The report, "Children of the Recession," estimated that the number of minors living in poverty in the 41 most affluent countries had increased over 3 percent to 76.5 million since the world financial crisis struck in 2008.
"Many affluent countries have suffered a 'great leap backwards' in terms of household income, and the impact on children will have long-lasting repercussions for them and their communities," said Jeffrey O'Malley, UNICEF's head of global policy and strategy.
The study assessed members of the Organization for Economic Cooperation and Development (OECD) grouping of industrialized nations as well as European Union countries. UNICEF defined poverty at 60 percent of median annual income, using a country's relative poverty line in 2008 as a benchmark to assess income change over time.
Children were particularly hard-hit in Ireland, Croatia, Latvia, Greece and Iceland, where poverty rates rose by over 50 percent.
UNICEF said the percentage of households unable to buy meat, chicken or fish every two days had more than doubled in countries such as Estonia, Greece and Italy.

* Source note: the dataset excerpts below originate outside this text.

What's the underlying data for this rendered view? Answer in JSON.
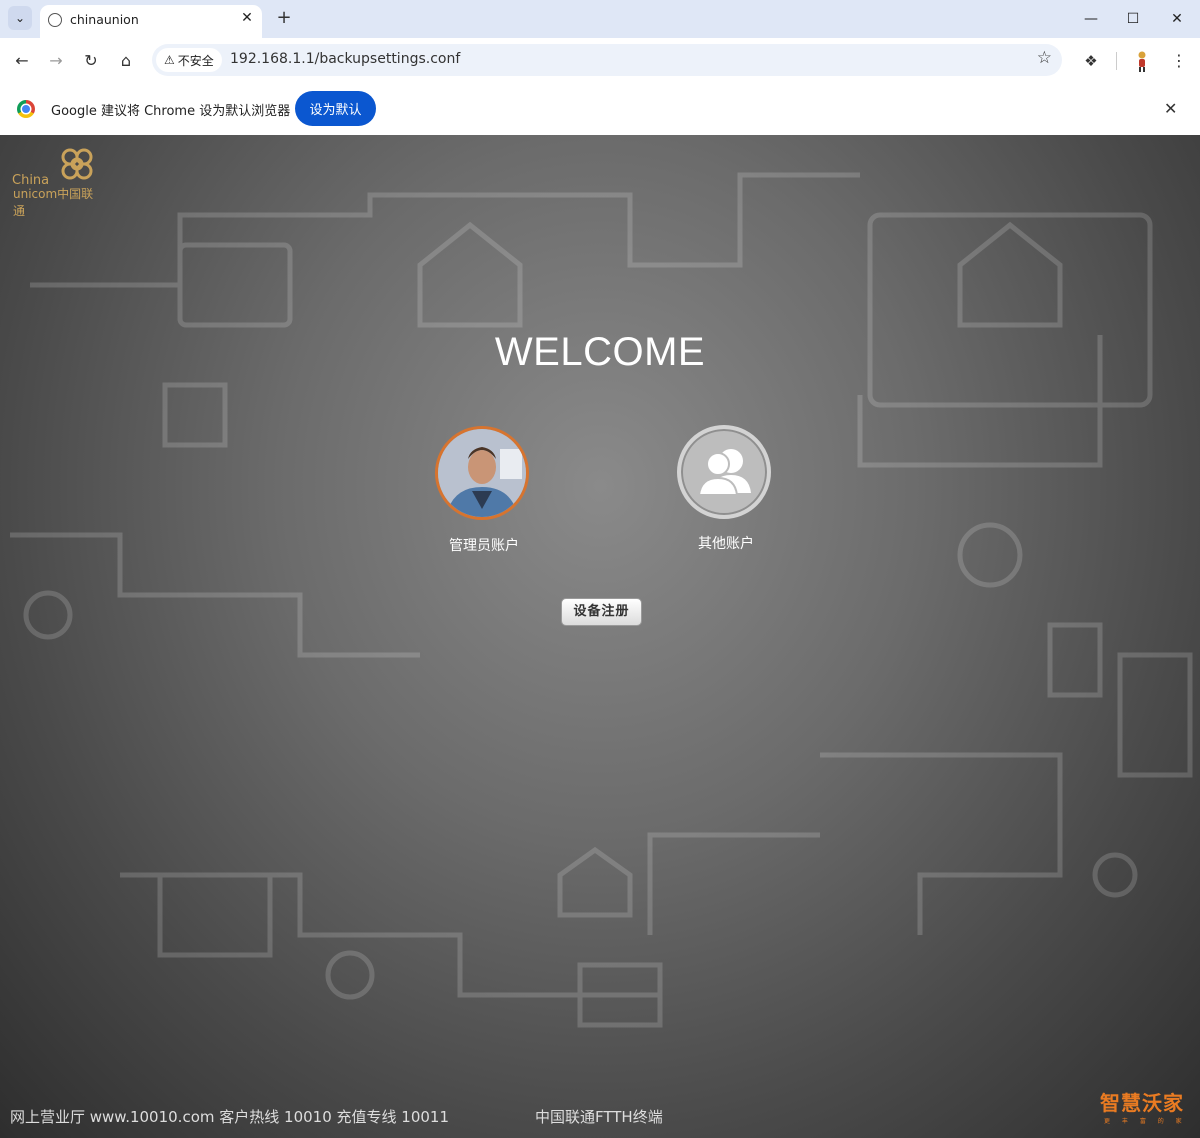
{
  "browser": {
    "tab_title": "chinaunion",
    "security_label": "不安全",
    "url": "192.168.1.1/backupsettings.conf",
    "infobar_message": "Google 建议将 Chrome 设为默认浏览器",
    "infobar_button": "设为默认"
  },
  "page": {
    "logo": {
      "line1": "China",
      "line2": "unicom中国联通"
    },
    "welcome": "WELCOME",
    "accounts": [
      {
        "label": "管理员账户"
      },
      {
        "label": "其他账户"
      }
    ],
    "register_button": "设备注册",
    "footer_left": "网上营业厅 www.10010.com 客户热线 10010 充值专线 10011",
    "footer_center": "中国联通FTTH终端",
    "brand": "智慧沃家",
    "brand_tagline": "更 丰 富 的 家"
  },
  "colors": {
    "accent_orange": "#e97b22",
    "logo_gold": "#c9a25a",
    "chrome_blue": "#0b57d0"
  }
}
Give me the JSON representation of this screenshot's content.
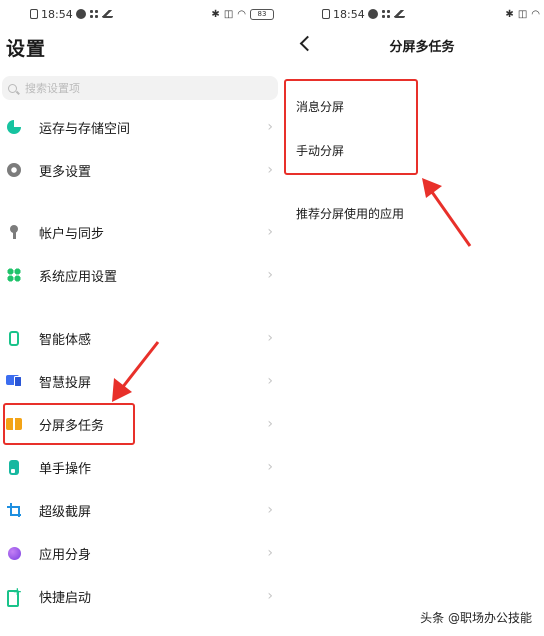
{
  "left_status": {
    "time": "18:54",
    "battery": "83"
  },
  "right_status": {
    "time": "18:54"
  },
  "settings": {
    "title": "设置",
    "search_placeholder": "搜索设置项",
    "items": [
      {
        "label": "运存与存储空间"
      },
      {
        "label": "更多设置"
      },
      {
        "label": "帐户与同步"
      },
      {
        "label": "系统应用设置"
      },
      {
        "label": "智能体感"
      },
      {
        "label": "智慧投屏"
      },
      {
        "label": "分屏多任务"
      },
      {
        "label": "单手操作"
      },
      {
        "label": "超级截屏"
      },
      {
        "label": "应用分身"
      },
      {
        "label": "快捷启动"
      }
    ],
    "chevron": "›"
  },
  "split_screen": {
    "title": "分屏多任务",
    "items": [
      {
        "label": "消息分屏"
      },
      {
        "label": "手动分屏"
      }
    ],
    "recommended": "推荐分屏使用的应用"
  },
  "footer": {
    "watermark": "头条 @职场办公技能"
  },
  "colors": {
    "highlight_red": "#e8302a"
  }
}
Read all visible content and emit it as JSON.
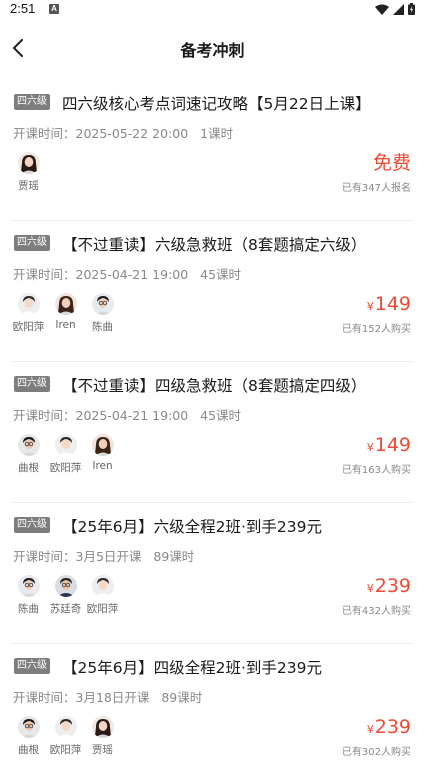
{
  "status": {
    "time": "2:51",
    "notif": "A"
  },
  "nav": {
    "title": "备考冲刺"
  },
  "courses": [
    {
      "tag": "四六级",
      "title": "四六级核心考点词速记攻略【5月22日上课】",
      "time_label": "开课时间：2025-05-22 20:00",
      "lessons": "1课时",
      "teachers": [
        "贾瑶"
      ],
      "price_symbol": "",
      "price": "免费",
      "enroll": "已有347人报名"
    },
    {
      "tag": "四六级",
      "title": "【不过重读】六级急救班（8套题搞定六级）",
      "time_label": "开课时间：2025-04-21 19:00",
      "lessons": "45课时",
      "teachers": [
        "欧阳萍",
        "Iren",
        "陈曲"
      ],
      "price_symbol": "¥",
      "price": "149",
      "enroll": "已有152人购买"
    },
    {
      "tag": "四六级",
      "title": "【不过重读】四级急救班（8套题搞定四级）",
      "time_label": "开课时间：2025-04-21 19:00",
      "lessons": "45课时",
      "teachers": [
        "曲根",
        "欧阳萍",
        "Iren"
      ],
      "price_symbol": "¥",
      "price": "149",
      "enroll": "已有163人购买"
    },
    {
      "tag": "四六级",
      "title": "【25年6月】六级全程2班·到手239元",
      "time_label": "开课时间：3月5日开课",
      "lessons": "89课时",
      "teachers": [
        "陈曲",
        "苏廷奇",
        "欧阳萍"
      ],
      "price_symbol": "¥",
      "price": "239",
      "enroll": "已有432人购买"
    },
    {
      "tag": "四六级",
      "title": "【25年6月】四级全程2班·到手239元",
      "time_label": "开课时间：3月18日开课",
      "lessons": "89课时",
      "teachers": [
        "曲根",
        "欧阳萍",
        "贾瑶"
      ],
      "price_symbol": "¥",
      "price": "239",
      "enroll": "已有302人购买"
    }
  ],
  "colors": {
    "price": "#f04a34",
    "tag_bg": "#7d7d7d",
    "meta": "#888888"
  }
}
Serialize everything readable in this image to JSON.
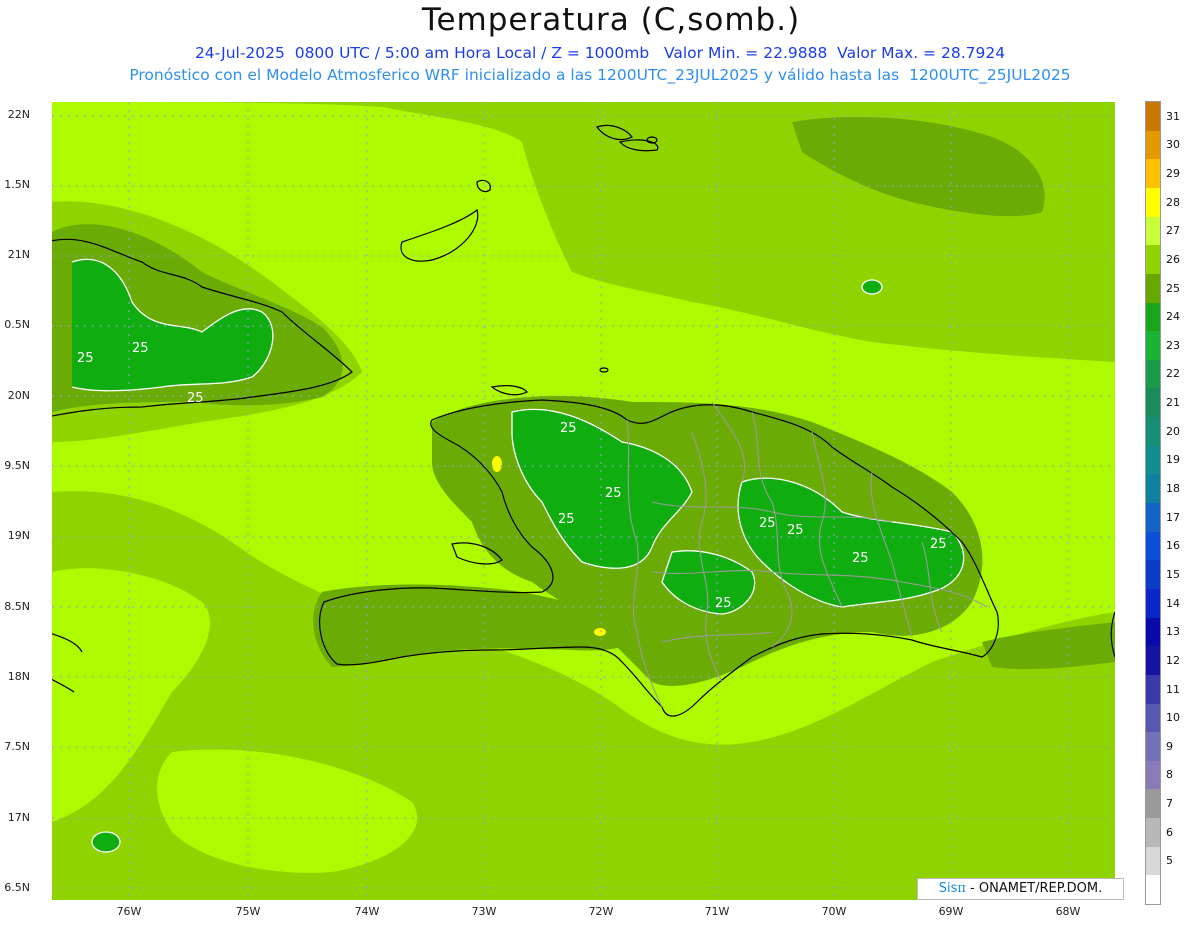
{
  "title": "Temperatura (C,somb.)",
  "subtitle_line1": "24-Jul-2025  0800 UTC / 5:00 am Hora Local / Z = 1000mb   Valor Min. = 22.9888  Valor Max. = 28.7924",
  "subtitle_line2": "Pronóstico con el Modelo Atmosferico WRF inicializado a las 1200UTC_23JUL2025 y válido hasta las  1200UTC_25JUL2025",
  "map": {
    "lat_labels": [
      "22N",
      "1.5N",
      "21N",
      "0.5N",
      "20N",
      "9.5N",
      "19N",
      "8.5N",
      "18N",
      "7.5N",
      "17N",
      "6.5N"
    ],
    "lon_labels": [
      "76W",
      "75W",
      "74W",
      "73W",
      "72W",
      "71W",
      "70W",
      "69W",
      "68W"
    ],
    "contour_label": "25",
    "fill_colors": {
      "c24": "#10ad10",
      "c25": "#6aab05",
      "c26": "#8fd400",
      "c27": "#aefa00"
    }
  },
  "colorbar": {
    "levels": [
      "31",
      "30",
      "29",
      "28",
      "27",
      "26",
      "25",
      "24",
      "23",
      "22",
      "21",
      "20",
      "19",
      "18",
      "17",
      "16",
      "15",
      "14",
      "13",
      "12",
      "11",
      "10",
      "9",
      "8",
      "7",
      "6",
      "5"
    ],
    "colors": [
      "#c77800",
      "#e19b00",
      "#ffc000",
      "#ffff00",
      "#c8fe39",
      "#90d300",
      "#66a800",
      "#1aa61a",
      "#19b432",
      "#1a9b4a",
      "#1a8b5a",
      "#178f76",
      "#118c8f",
      "#1080a0",
      "#1464c8",
      "#0d4fd8",
      "#0a3cc8",
      "#0a28c8",
      "#0a0aa8",
      "#1414a0",
      "#3a3aa8",
      "#5858b0",
      "#7272b8",
      "#8a7aba",
      "#9a9a9a",
      "#b8b8b8",
      "#d8d8d8",
      "#ffffff"
    ]
  },
  "credit": {
    "brand": "Sis",
    "pi": "π",
    "rest": " - ONAMET/REP.DOM."
  }
}
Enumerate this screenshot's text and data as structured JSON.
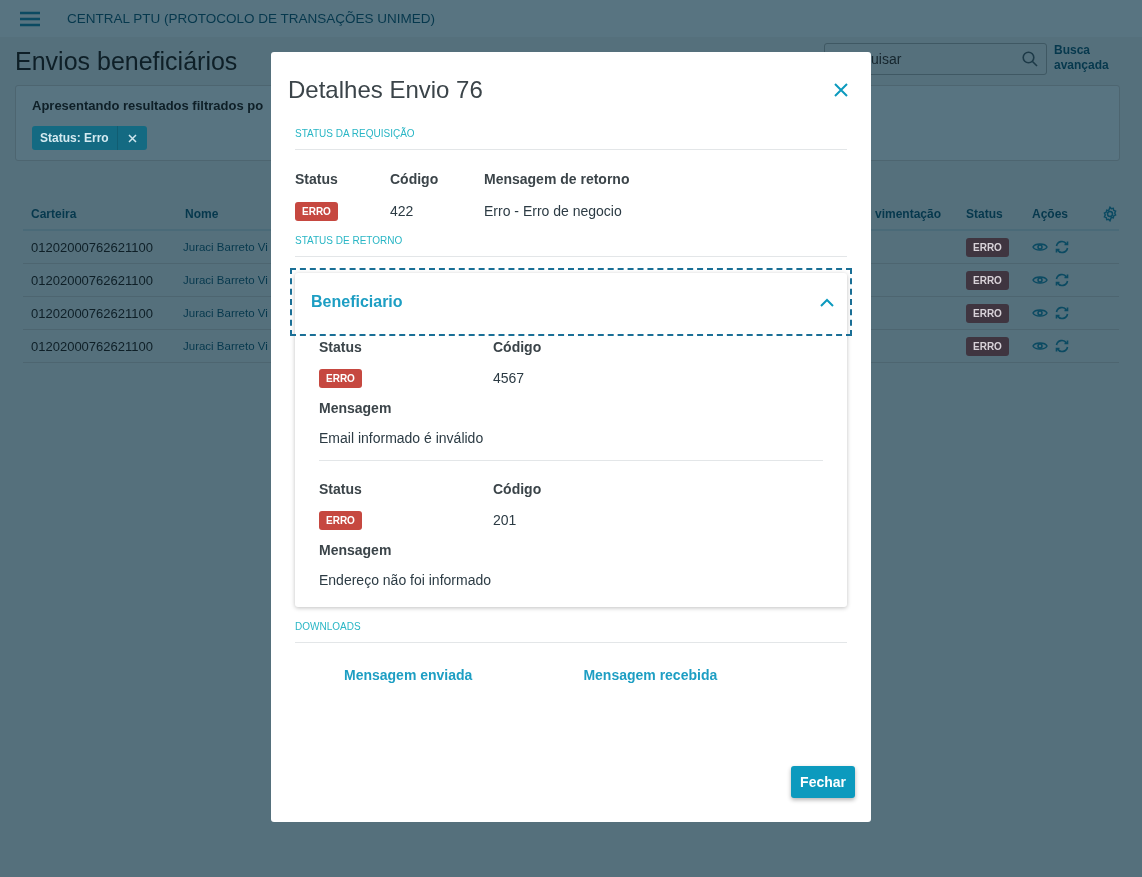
{
  "header": {
    "title": "CENTRAL PTU (PROTOCOLO DE TRANSAÇÕES UNIMED)"
  },
  "page_title": "Envios beneficiários",
  "search": {
    "placeholder": "uisar"
  },
  "advanced_search": "Busca avançada",
  "filter": {
    "text": "Apresentando resultados filtrados po",
    "chips": [
      {
        "label": "Status: Erro"
      }
    ]
  },
  "table": {
    "columns": [
      "Carteira",
      "Nome",
      "vimentação",
      "Status",
      "Ações"
    ],
    "rows": [
      {
        "carteira": "01202000762621100",
        "nome": "Juraci Barreto Vi",
        "status": {
          "label": "ERRO",
          "kind": "error"
        }
      },
      {
        "carteira": "01202000762621100",
        "nome": "Juraci Barreto Vi",
        "status": {
          "label": "ERRO",
          "kind": "error"
        }
      },
      {
        "carteira": "01202000762621100",
        "nome": "Juraci Barreto Vi",
        "status": {
          "label": "ERRO",
          "kind": "error"
        }
      },
      {
        "carteira": "01202000762621100",
        "nome": "Juraci Barreto Vi",
        "status": {
          "label": "ERRO",
          "kind": "error"
        }
      }
    ]
  },
  "modal": {
    "title": "Detalhes Envio 76",
    "request_status": {
      "heading": "STATUS DA REQUISIÇÃO",
      "labels": [
        "Status",
        "Código",
        "Mensagem de retorno"
      ],
      "status": {
        "label": "ERRO",
        "kind": "error"
      },
      "code": "422",
      "message": "Erro - Erro de negocio"
    },
    "return_status": {
      "heading": "STATUS DE RETORNO",
      "accordion": {
        "title": "Beneficiario",
        "expanded": true,
        "focused": true,
        "entries": [
          {
            "status_label": "Status",
            "code_label": "Código",
            "status": {
              "label": "ERRO",
              "kind": "error"
            },
            "code": "4567",
            "message_label": "Mensagem",
            "message": "Email informado é inválido"
          },
          {
            "status_label": "Status",
            "code_label": "Código",
            "status": {
              "label": "ERRO",
              "kind": "error"
            },
            "code": "201",
            "message_label": "Mensagem",
            "message": "Endereço não foi informado"
          }
        ]
      }
    },
    "downloads": {
      "heading": "DOWNLOADS",
      "links": [
        "Mensagem enviada",
        "Mensagem recebida"
      ]
    },
    "buttons": [
      "Fechar"
    ]
  }
}
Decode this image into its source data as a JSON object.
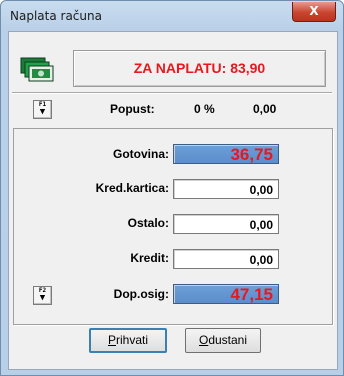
{
  "window": {
    "title": "Naplata računa",
    "close_glyph": "X"
  },
  "header": {
    "amount_label": "ZA NAPLATU:",
    "amount_value": "83,90",
    "icon": "money-icon",
    "accent": "#e6191e"
  },
  "discount": {
    "key": "F1",
    "label": "Popust:",
    "percent": "0 %",
    "value": "0,00"
  },
  "payments": [
    {
      "label": "Gotovina:",
      "value": "36,75",
      "highlight": true
    },
    {
      "label": "Kred.kartica:",
      "value": "0,00"
    },
    {
      "label": "Ostalo:",
      "value": "0,00"
    },
    {
      "label": "Kredit:",
      "value": "0,00"
    },
    {
      "label": "Dop.osig:",
      "value": "47,15",
      "highlight": true,
      "key": "F2"
    }
  ],
  "buttons": {
    "accept": {
      "mnemonic": "P",
      "rest": "rihvati"
    },
    "cancel": {
      "mnemonic": "O",
      "rest": "dustani"
    }
  },
  "colors": {
    "field_highlight": "#5b8ecb",
    "amount_text": "#e6191e"
  }
}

“Children are suffering most, and will bear the consequences longest, in countries where the recession has hit hardest,” the report said.
The report said while early stimulus programs in some countries were effective in shielding children, by 2010 the bulk of countries had pivoted to budget cuts.
Sweeping budget cuts in social safety nets had a serious effect, UNICEF said, adding “no government was prepared for the extent or depth of the recession” and that “many countries with higher levels of child vulnerability would have been wise to strengthen their safety nets during the pre-recession period.”
“All countries need strong social safety nets to protect children in bad times and in good — and wealthy countries should lead by example, explicitly committing to eradicate child poverty, developing policies to offset economic downturns and making child well-being a top priority," said O'Malley.
In the United States, where extreme child poverty has risen more in this slump than during the recession of 1982, social safety nets provided key support to poor working families but were less effective for the jobless ultra-poor, UNICEF said.
Child poverty has increased in 34 out of 50 U.S. states since the start of the crisis. In 2012, 24.2 million children were living in poverty, a net increase of 1.7 million from 2008, the study showed.
There was some good news, however. In 18 countries, child poverty actually fell, sometimes markedly. Australia, Chile, Finland, Norway, Poland and Slovakia, for example, reduced levels by around 30 percent.